I was always called “special”—“gifted” by my teachers at school. And immediately after telling my mother this, my teacher would also mention “He talks too much.” I was always put in advanced classes, and—most times—I was the only black person in class. I was the only black person in our high school musicals; I was the only black person in show choir and the vocal ensemble; I was once threatened by a student who said if I won any more awards during the school year he’d beat me up. 

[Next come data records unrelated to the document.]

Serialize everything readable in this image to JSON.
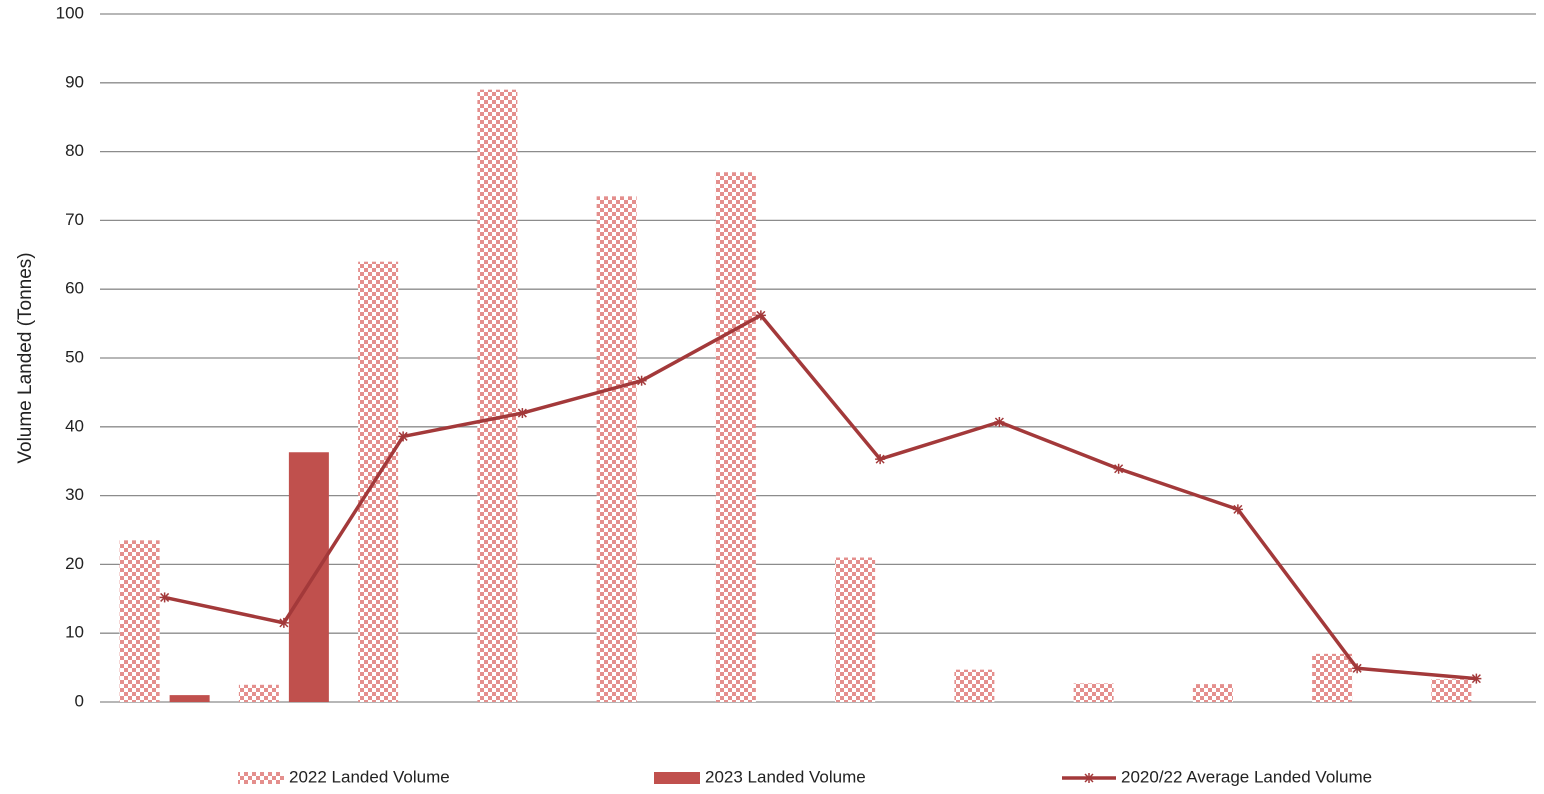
{
  "chart_data": {
    "type": "bar_line",
    "y_label": "Volume Landed (Tonnes)",
    "categories": [
      null,
      null,
      null,
      null,
      null,
      null,
      null,
      null,
      null,
      null,
      null,
      null
    ],
    "series": [
      {
        "name": "2022  Landed Volume",
        "type": "bar",
        "pattern": "checker",
        "color": "#e48f8d",
        "values": [
          23.5,
          2.5,
          64,
          89,
          73.5,
          77,
          21,
          4.7,
          2.7,
          2.6,
          7,
          3.3
        ]
      },
      {
        "name": "2023 Landed Volume",
        "type": "bar",
        "color": "#c0504d",
        "values": [
          1,
          36.3,
          null,
          null,
          null,
          null,
          null,
          null,
          null,
          null,
          null,
          null
        ]
      },
      {
        "name": "2020/22 Average Landed Volume",
        "type": "line",
        "color": "#a3393a",
        "values": [
          15.2,
          11.5,
          38.6,
          42,
          46.7,
          56.2,
          35.3,
          40.7,
          33.9,
          28,
          4.9,
          3.4
        ]
      }
    ],
    "ylim": [
      0,
      100
    ],
    "yticks": [
      0,
      10,
      20,
      30,
      40,
      50,
      60,
      70,
      80,
      90,
      100
    ],
    "grid": true,
    "legend": "bottom"
  }
}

My uncles were teenagers when I was growing up, and by the time I was three years old, they pretty much started calling me “faggot” to my face (this was, of course, only during those times between their stints in “juvie”). My grandfather was a construction worker, and it was only recently that I found out that his name,“T.J.,” was short for “Thomas Jefferson,” though—to this day—I still don’t understand why everyone in his life called him “Judge.”   I peed in the bed until I was probably twelve or thirteen.  And I was obsessed with Michael Jackson. 

The play Bootycandy started out as a ten-minute piece to begin an evening of short pieces that I’d written over the span of ten years—all disconnected and all fairly outrageous. This evening of short pieces was produced over a decade ago by Partial Comfort, the then-fledgling theater company. About five years later, I got a call from the folks at Woolly Mammoth Theater in D.C., asking if I’d consider taking some of the characters that populated the disparate short pieces and writing a full-length play with a throughline. I said I’d think about it, but I thought the idea was silly because the short pieces were only connected by... my having written them all. Then, I looked at them again. There were some interesting characters. And a full-length play began to emerge. Four of the short pieces remain from the original evening, but none in their original form. 

At first I was reluctant to directly acknowledge the autobiography of Bootycandy, but now, I own it completely. It is my life. Or close to it. All of the scenes in Bootycandy are based on facts. Some of the most outrageous lines were actually uttered. There are witnesses, and they know who they are. It is tough to describe exactly what this piece is other than to say it is the experience, through my eyes, of being black, gay, and gifted—with what I’m not quite sure. That’s for you, the viewer, to tell.

I’m crazy. My entire extended family is a nut house—complete and utter fools. I think about my childhood and laugh out loud. Constantly. I won’t tell you what “Bootycandy” means. That’s explained in the first five minutes of my play. But I heard that word throughout my adolescence, mostly from Lizzie Bee and Lillie Ann. 

All I know for sure is this: when I told my mother that a theater was putting on my play Bootycandy, her response was, “What?! Bootycandy? These white folks are going to let you put on a play called Bootycandy?!? Are they crazy???” 

And my response was, “Yes. Yes indeed.”